Sunday, July 8, 2012

The destruction of the Basque public banking system

Guinda[es]: sour cherry. 
Guindo[es]: sour cherry tree (Prunus cerasus).
De Guindos[es]: Spanish Minister of Economy who spouses brutal ugly scary looks. 



For some odd reason the humble fruit has become important in Spanish language phraseology:
  • Guindar: coll. for to steal, to rob (surely from stealing sour cherries from the trees, a common teenager pass-time in days long gone).
  • Caerse de un guindo: (lit. to fall from a sour cherry tree) expression that means to realize the obvious, to suffer a sudden and undesired reality check.
  • Poner la guinda: (lit. to place the sour cherry... onto something) is to finish, to ultimate the last details... an obvious bakery reference, as glazed sour cherries were what went on top of the cakes traditionally or even inside some drinks as decoration and treat.

This last meaning is the one that  Guzmán Ruiz Garro, former  chose to explain, in an article for Branka[es], what is happening with Spanish (and Southern Basque) saving banks: they are being liquidated, finished. This seems to be the grand design of the IMF and the European Commission, who have decreed that all the savings banks (known as cajas) of Spain will have to be transformed into... foundations.

Yes, you read well: foundations, charities, private non-profit entities. It is anybody's guess how will they be able to ever repay their debts (those that have them) if they stop being financial entities and why would this decree apply only to Spain and not to all the EU. 

But that's what the Spanish government has accepted instead of just declaring Bankia and the other problematic cajas bankrupt, as they actually are - and only then nationalize them (privatizing them was Brussels' idea to begin with).

It is most worrisome that a long list of cajas, traditionally serving the public as easygoing semi-public local banks with a social facet, are being liquidated for good.

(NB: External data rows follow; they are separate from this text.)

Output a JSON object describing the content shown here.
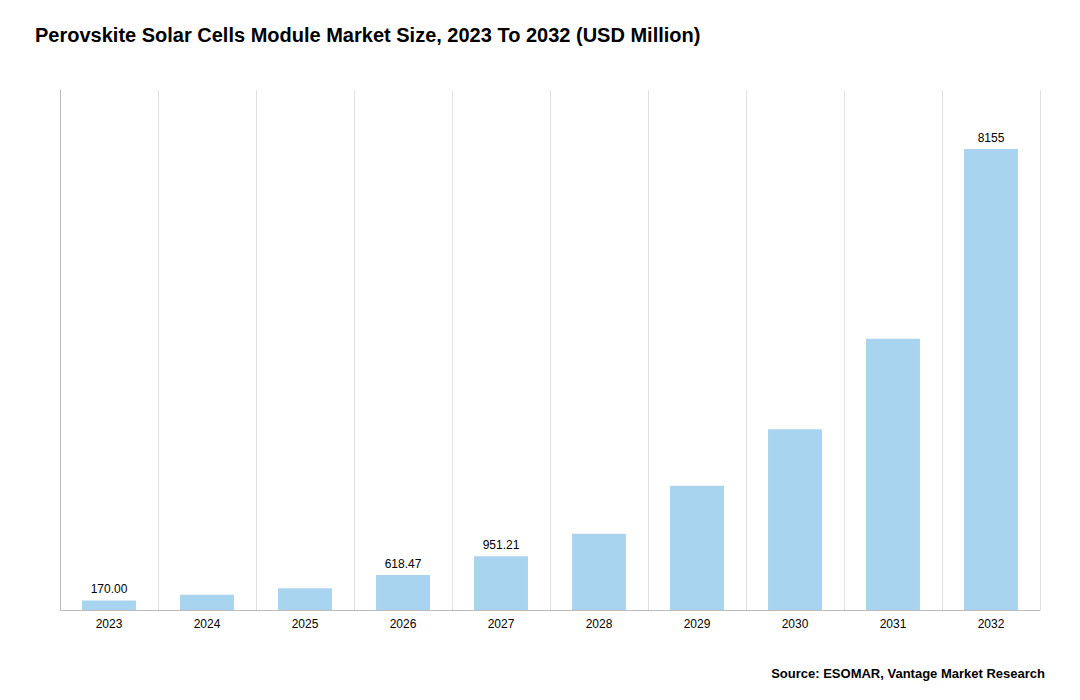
{
  "chart_data": {
    "type": "bar",
    "title": "Perovskite Solar Cells Module Market Size, 2023 To 2032 (USD Million)",
    "categories": [
      "2023",
      "2024",
      "2025",
      "2026",
      "2027",
      "2028",
      "2029",
      "2030",
      "2031",
      "2032"
    ],
    "values": [
      170.0,
      270.0,
      385.0,
      618.47,
      951.21,
      1350.0,
      2200.0,
      3200.0,
      4800.0,
      8155.0
    ],
    "value_labels": [
      "170.00",
      null,
      null,
      "618.47",
      "951.21",
      null,
      null,
      null,
      null,
      "8155"
    ],
    "color": "#a8d4f0",
    "ylim": [
      0,
      9200
    ],
    "grid": true,
    "tick_labels": "x",
    "annotations": [
      "Source: ESOMAR, Vantage Market Research"
    ]
  }
}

This kind of low-tier semi-public banking is what Brussels and the IMF seem to be set on destroying - for the benefit of the Big Banksters, of course. 

I already mentioned in March how the Savings Bank of Navarre (CAN) was sold out in an scandalous maneuver by the conservative-unionists, scamming the Navarrese people (who is fiscally semi-autonomous) some €500 million. Now the danger is with the Western Basque cajas, which were fused into Kutxabank recently by means of devilish pacts of the Spanish unionists and the Basque conservatives, excluding the Basque Nationalist Left (first or second political force in the Basque Country). 

Ruiz Garro ponders that these cajas won't be able to reach the end of the year with the newly required profits (which would be turned into extra capital by decree). It could be the case that the public institutions, in this case the Western Basque chartered provincial governments (and to lesser extent town halls and the semi-federative Western Basque autonomous government). But these entities have low liquidity also these days and it may be questioned, with some reason, whether they should intervene at all. 

So he expects these savings banks to be liquidated into "foundations" as well by the end of the year, what will severely damage the financial stability of the Western Basque Country. 

He does not mention it, but luckily there are other cooperativist savings banks (Euskadiko Kutxa and Ipar Kutxa, now in a fusion process). They tend to act more like pure banks but they are still not yet your usual private bank, having the backing of the Mondragon Cooperative Network and Farmers' cooperatives. But it is still not the same as a distinct public banking system under direct control of elect institutions. 

It is a clear setback for democracy and a consolidation of the quasi-feudal aspects of late financial Capitalism. A clear attack against the Basque People and our autonomous intstitutions. We should leave EU altogether (except for Schengen): be more like Switzerland or Iceland and less like Ireland or Spain.